G7-18NATE is a nonphosphorylated,
cyclic peptide that specifically inhibits the Grb7 adapter
protein implicated in several pathways critical to cell proliferation and migration. It has been shown that
G7-18NATE is able to compete with natural
ligands for the Grb7 SH2
phosphotyrosine binding site, and to attenuate cell migration in a
pancreatic cancer cell line. It is thus an important lead in the development of a selective inhibitor of Grb7 and potential novel anticancer
therapeutics.
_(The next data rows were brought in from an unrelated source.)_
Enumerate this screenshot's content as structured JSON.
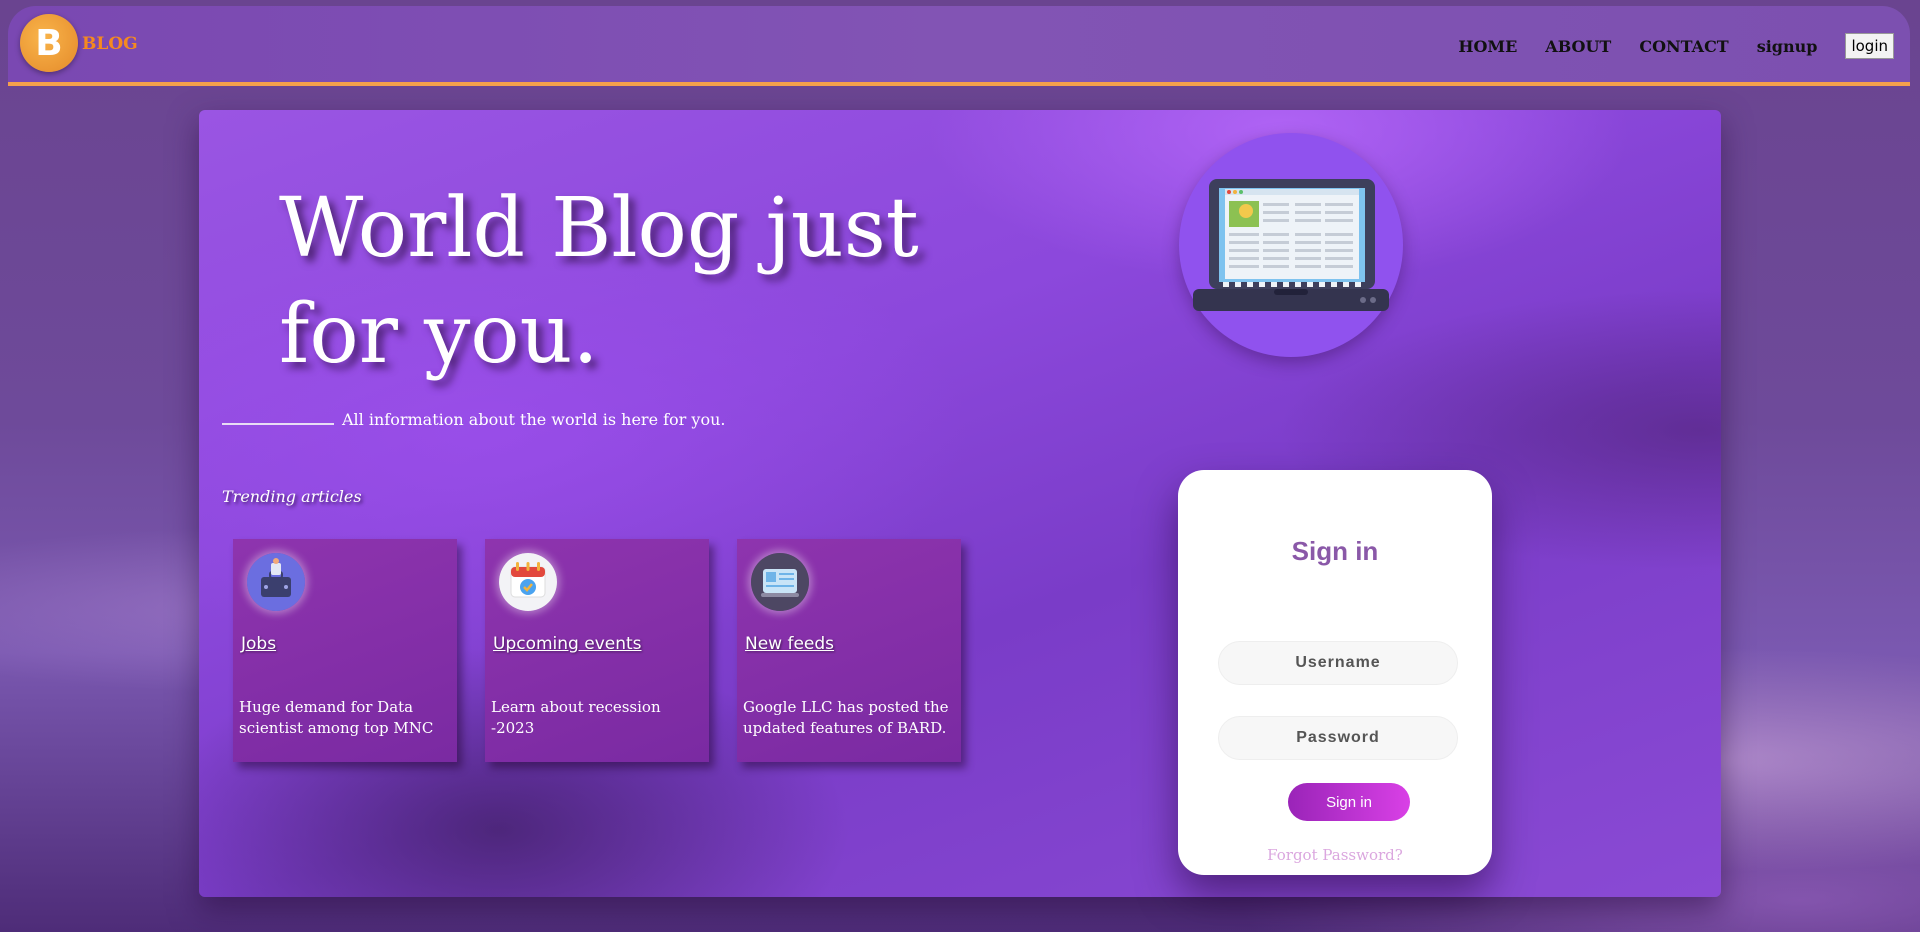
{
  "nav": {
    "logo_letter": "B",
    "brand": "BLOG",
    "links": [
      "HOME",
      "ABOUT",
      "CONTACT",
      "signup"
    ],
    "login_label": "login"
  },
  "hero": {
    "title": "World Blog just for you.",
    "subtitle": "All information about the world is here for you.",
    "trending_label": "Trending articles"
  },
  "cards": [
    {
      "title": "Jobs",
      "text": "Huge demand for Data scientist among top MNC",
      "icon": "briefcase-icon"
    },
    {
      "title": "Upcoming events",
      "text": "Learn about recession -2023",
      "icon": "calendar-icon"
    },
    {
      "title": "New feeds",
      "text": "Google LLC has posted the updated features of BARD.",
      "icon": "news-icon"
    }
  ],
  "signin": {
    "title": "Sign in",
    "username_placeholder": "Username",
    "password_placeholder": "Password",
    "button_label": "Sign in",
    "forgot_label": "Forgot Password?"
  },
  "colors": {
    "accent_orange": "#f5a04b",
    "brand_orange": "#f58a1f",
    "signin_title": "#8a58a8",
    "button_gradient_start": "#9a24b8",
    "button_gradient_end": "#d940e6"
  }
}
The current study reports the
solution properties of G7- 18NATE determined using NMR spectroscopy, in both water (pH 2-3) and
phosphate buffer (pH 6.0), with 100 mM NaCl. The spectra reveal that
G7-18NATE exists in two distinguishable conformational states on the NMR timescale, most likely due to cis-trans
proline isomerization. In addition, the chemical shift data are consistent with a tendency of
G7-18NATE to form a turn about the YDN motif, known to be important for binding, and suggest that this turn is stabilized in low
salt and low pH conditions. Low NH temperature coefficients of Tyr-5 and Asn-7
amide protons may reflect their involvement in the formation of hydrogen bonds that stabilize such a turn. Overall, however, the
peptide does not form a rigid structure, but exists in a highly flexible state in
solution. Averaged 3JNH-H coupling constants and a lack of interresidue NOEs are characteristic of such
peptide solution behavior. This suggests that there is scope for increasing the rigidity of the
peptide that may enhance its binding affinity and specificity for Grb7.